Barnes named chairman of Sara Lee at stockholder meeting
At Sara Lee’s (NYSE:SLE) annual meeting of stockholders, management reviewed the company’s fiscal 2005 activities and highlighted Sara Lee’s strategies for increasing its growth and returning value to its stockholders via its transformation plan. Among Sara Lee’s brands is Champion, which has a license agreement with Lamar Health, Fitness & Sports.

During the meeting, company stockholders ratified the appointment of PricewaterhouseCoopers LLP as Sara Lee’s independent auditors for fiscal 2006 and approved the company’s new international employee stock purchase plan. In addition, company stockholders re-elected 10 incumbents and elected one new nominee — Jonathan P. Ward, chairman and CEO of The ServiceMaster Company — to serve one-year terms on Sara Lee’s board of directors.

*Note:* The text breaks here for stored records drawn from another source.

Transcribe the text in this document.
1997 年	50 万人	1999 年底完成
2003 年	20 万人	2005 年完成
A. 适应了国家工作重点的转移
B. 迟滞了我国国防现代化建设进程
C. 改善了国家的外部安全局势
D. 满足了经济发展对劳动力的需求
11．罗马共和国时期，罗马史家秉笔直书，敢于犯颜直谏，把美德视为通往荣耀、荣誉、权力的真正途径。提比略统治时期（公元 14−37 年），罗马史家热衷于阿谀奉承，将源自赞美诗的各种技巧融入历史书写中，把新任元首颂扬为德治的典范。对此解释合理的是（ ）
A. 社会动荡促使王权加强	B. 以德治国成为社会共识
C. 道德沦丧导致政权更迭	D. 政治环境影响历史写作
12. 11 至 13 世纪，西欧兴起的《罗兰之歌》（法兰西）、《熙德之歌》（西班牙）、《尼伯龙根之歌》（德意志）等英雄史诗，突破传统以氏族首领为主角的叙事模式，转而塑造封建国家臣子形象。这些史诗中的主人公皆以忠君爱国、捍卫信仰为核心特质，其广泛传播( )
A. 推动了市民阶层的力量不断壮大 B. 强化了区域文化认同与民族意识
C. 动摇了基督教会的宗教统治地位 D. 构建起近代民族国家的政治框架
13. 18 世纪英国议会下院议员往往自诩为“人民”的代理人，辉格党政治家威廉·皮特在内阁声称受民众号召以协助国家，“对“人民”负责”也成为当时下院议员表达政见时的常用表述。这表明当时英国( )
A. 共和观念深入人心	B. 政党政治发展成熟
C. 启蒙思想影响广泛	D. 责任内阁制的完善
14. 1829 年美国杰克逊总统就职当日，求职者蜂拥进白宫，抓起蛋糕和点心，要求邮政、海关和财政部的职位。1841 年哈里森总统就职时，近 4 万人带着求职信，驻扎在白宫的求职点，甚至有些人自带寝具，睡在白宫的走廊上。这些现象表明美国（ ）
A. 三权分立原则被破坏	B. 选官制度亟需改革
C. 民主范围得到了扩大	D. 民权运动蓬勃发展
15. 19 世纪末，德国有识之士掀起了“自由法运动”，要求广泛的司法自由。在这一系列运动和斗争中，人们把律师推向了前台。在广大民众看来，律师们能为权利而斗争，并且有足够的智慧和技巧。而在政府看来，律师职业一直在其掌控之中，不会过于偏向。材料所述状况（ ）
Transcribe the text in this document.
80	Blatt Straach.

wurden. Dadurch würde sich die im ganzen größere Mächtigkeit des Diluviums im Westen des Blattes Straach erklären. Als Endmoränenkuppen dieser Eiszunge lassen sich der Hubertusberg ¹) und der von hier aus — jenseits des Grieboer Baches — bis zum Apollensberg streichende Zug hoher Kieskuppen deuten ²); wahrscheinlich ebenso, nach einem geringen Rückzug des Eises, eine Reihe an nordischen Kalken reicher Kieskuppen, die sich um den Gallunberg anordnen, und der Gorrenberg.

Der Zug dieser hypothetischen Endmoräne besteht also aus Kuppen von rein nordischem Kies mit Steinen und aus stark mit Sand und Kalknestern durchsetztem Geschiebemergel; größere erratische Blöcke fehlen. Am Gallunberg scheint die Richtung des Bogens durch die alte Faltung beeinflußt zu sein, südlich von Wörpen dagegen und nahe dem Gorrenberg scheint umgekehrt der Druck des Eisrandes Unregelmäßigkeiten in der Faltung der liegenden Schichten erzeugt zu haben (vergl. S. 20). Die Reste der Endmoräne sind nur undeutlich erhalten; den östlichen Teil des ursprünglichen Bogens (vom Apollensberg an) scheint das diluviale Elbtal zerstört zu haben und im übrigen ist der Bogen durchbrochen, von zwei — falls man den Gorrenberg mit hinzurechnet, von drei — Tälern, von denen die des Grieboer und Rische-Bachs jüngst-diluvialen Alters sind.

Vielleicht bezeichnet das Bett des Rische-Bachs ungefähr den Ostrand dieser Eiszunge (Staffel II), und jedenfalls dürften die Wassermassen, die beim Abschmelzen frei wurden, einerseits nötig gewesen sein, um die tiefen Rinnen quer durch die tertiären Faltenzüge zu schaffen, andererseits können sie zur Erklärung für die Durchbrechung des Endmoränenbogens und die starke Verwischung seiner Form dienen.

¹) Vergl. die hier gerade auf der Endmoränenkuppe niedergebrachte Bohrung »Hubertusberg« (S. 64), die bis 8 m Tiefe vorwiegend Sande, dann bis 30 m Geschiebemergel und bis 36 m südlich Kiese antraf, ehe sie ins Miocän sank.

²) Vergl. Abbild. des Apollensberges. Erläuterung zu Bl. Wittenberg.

Also, Sara Lee’s President and CEO Brenda C. Barnes was named chairman of the board, succeeding C. Steven McMillan, who has served as chairman since 2001 and led Sara Lee as CEO from 2000 until February, 2005, when his retirement was announced.

The Sports Club to sell six clubs, changes stock symbol
On the heels of changing its stock symbol, The Sports Club Company (SCYL.PK) has signed a definitive asset purchase agreement to sell six of its nine sports and fitness clubs to an affiliate of Millennium Entertainment Partners — a principal stockholder in the company– for $65 million.

Subject to post closing adjustments, The Sports Club will receive approximately $57.2 million in cash from the sale and will receive a note from Millennium for the remaining $7.8 million. Simultaneously with the consummation of the asset sale, The Sports Club intends to finance The Sports Club/LA – Los Angeles. The proceeds from the asset sale and refinancing will be used to retire its $100.0 million Senior Secured Notes that are due in March 2006.

The clubs to be sold include its three facilities located in New York City and single clubs in each of Boston, Mass.; Washington, D.C.; and San Francisco, Calif. Also, the management agreement covering the Miami, Fla., club will be assigned to Millennium. It has 30 days to decide if it wants to sell the Rockefeller Center club in New York, which would substantially raise the sale price. The deal is set to close on Dec. 31.

The company’s symbol change became effective Oct. 28 to coincide with its move from the American Stock Exchange to the OTC Pink Sheets.